So What Is A PCP Motor Finance Deal?
Like any motor finance deal, a PCP car finance contract allows the buyer to drive away without paying the full asking price straight away. You pay your deposit, agree on your monthly payment rate, and drive away with the car on hire for the duration of the time that you’re paying off the PCP car finance contract. Bear in mind that PCP agreements include the APR, because it takes into account the interest charged on the outstanding balance and any other fees associated with the loan agreement. However, once you reach the end of the monthly payment period, you have three options:
- You can pay a remaining lump sum known as a “balloon” payment in order to keep the vehicle and claim ownership of it.
- You can choose to return the vehicle once the balloon payment is due.
- You can part exchange the vehicle for a new one under a new PCP car finance contract.
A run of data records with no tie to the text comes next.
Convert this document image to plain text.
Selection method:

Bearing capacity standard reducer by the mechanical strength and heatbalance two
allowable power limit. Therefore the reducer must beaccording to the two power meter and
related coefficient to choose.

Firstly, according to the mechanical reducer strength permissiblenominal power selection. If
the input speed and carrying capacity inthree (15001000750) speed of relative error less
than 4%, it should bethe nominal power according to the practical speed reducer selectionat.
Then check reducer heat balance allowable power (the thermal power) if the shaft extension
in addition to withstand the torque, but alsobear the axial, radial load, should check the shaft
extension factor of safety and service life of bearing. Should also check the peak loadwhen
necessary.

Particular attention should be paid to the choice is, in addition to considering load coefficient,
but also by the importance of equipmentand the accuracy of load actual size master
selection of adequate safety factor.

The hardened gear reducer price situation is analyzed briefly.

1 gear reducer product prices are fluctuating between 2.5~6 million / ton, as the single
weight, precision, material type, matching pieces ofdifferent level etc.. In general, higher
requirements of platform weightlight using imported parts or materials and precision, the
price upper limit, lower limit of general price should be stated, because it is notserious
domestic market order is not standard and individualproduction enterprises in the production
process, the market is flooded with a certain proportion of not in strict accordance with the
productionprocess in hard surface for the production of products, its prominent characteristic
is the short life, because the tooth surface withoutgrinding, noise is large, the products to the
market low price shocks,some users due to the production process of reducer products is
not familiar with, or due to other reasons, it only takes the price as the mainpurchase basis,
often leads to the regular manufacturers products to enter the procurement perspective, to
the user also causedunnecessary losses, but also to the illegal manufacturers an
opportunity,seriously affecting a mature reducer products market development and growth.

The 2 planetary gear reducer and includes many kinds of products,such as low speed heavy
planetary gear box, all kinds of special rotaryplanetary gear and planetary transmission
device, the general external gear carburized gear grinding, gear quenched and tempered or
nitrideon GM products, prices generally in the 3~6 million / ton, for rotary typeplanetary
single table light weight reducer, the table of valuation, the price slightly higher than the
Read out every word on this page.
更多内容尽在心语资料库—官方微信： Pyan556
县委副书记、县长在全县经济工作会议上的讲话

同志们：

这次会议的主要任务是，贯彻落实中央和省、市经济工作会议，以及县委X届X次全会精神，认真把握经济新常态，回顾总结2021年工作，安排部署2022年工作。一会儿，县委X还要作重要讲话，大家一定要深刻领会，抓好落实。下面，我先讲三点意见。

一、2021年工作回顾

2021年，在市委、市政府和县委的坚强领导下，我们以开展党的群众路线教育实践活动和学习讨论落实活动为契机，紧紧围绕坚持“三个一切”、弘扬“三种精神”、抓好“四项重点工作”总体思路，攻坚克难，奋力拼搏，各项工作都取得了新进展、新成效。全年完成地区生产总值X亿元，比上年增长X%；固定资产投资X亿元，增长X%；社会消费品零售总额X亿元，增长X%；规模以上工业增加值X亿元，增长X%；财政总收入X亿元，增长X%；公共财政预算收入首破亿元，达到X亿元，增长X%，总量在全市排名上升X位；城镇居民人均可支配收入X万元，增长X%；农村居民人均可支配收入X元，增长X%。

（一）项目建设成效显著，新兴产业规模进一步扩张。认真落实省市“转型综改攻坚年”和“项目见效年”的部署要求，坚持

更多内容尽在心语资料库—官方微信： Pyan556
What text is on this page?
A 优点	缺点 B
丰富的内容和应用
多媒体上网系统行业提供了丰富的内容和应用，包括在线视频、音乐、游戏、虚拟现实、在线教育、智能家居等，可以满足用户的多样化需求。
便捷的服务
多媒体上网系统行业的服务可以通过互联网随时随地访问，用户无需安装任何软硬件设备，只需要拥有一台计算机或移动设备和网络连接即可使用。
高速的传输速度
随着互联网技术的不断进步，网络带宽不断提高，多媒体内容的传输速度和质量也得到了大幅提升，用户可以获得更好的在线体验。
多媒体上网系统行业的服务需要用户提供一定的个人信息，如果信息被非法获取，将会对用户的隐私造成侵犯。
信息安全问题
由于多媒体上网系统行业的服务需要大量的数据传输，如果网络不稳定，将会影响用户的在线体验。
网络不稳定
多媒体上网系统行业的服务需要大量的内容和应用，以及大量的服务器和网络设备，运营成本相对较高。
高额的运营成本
The reason that PCP finance monthly rates are cheaper than other finance options is because of the balloon payment containing a significant sum of the agreed price at the end of it. 20% of customers in the UK end up paying the balloon payment at the end of their PCP contract. This is ideal for customers who are OK with renting, however it is important that you are aware of everything that a PCP car finance deal entails.
There can be other agreements in place with a PCP deal including mileage caps or maintenance requirements. This is because you may not own the vehicle at the end of the deal, meaning that it will be back on the market and so its value needs to be kept as high as possible.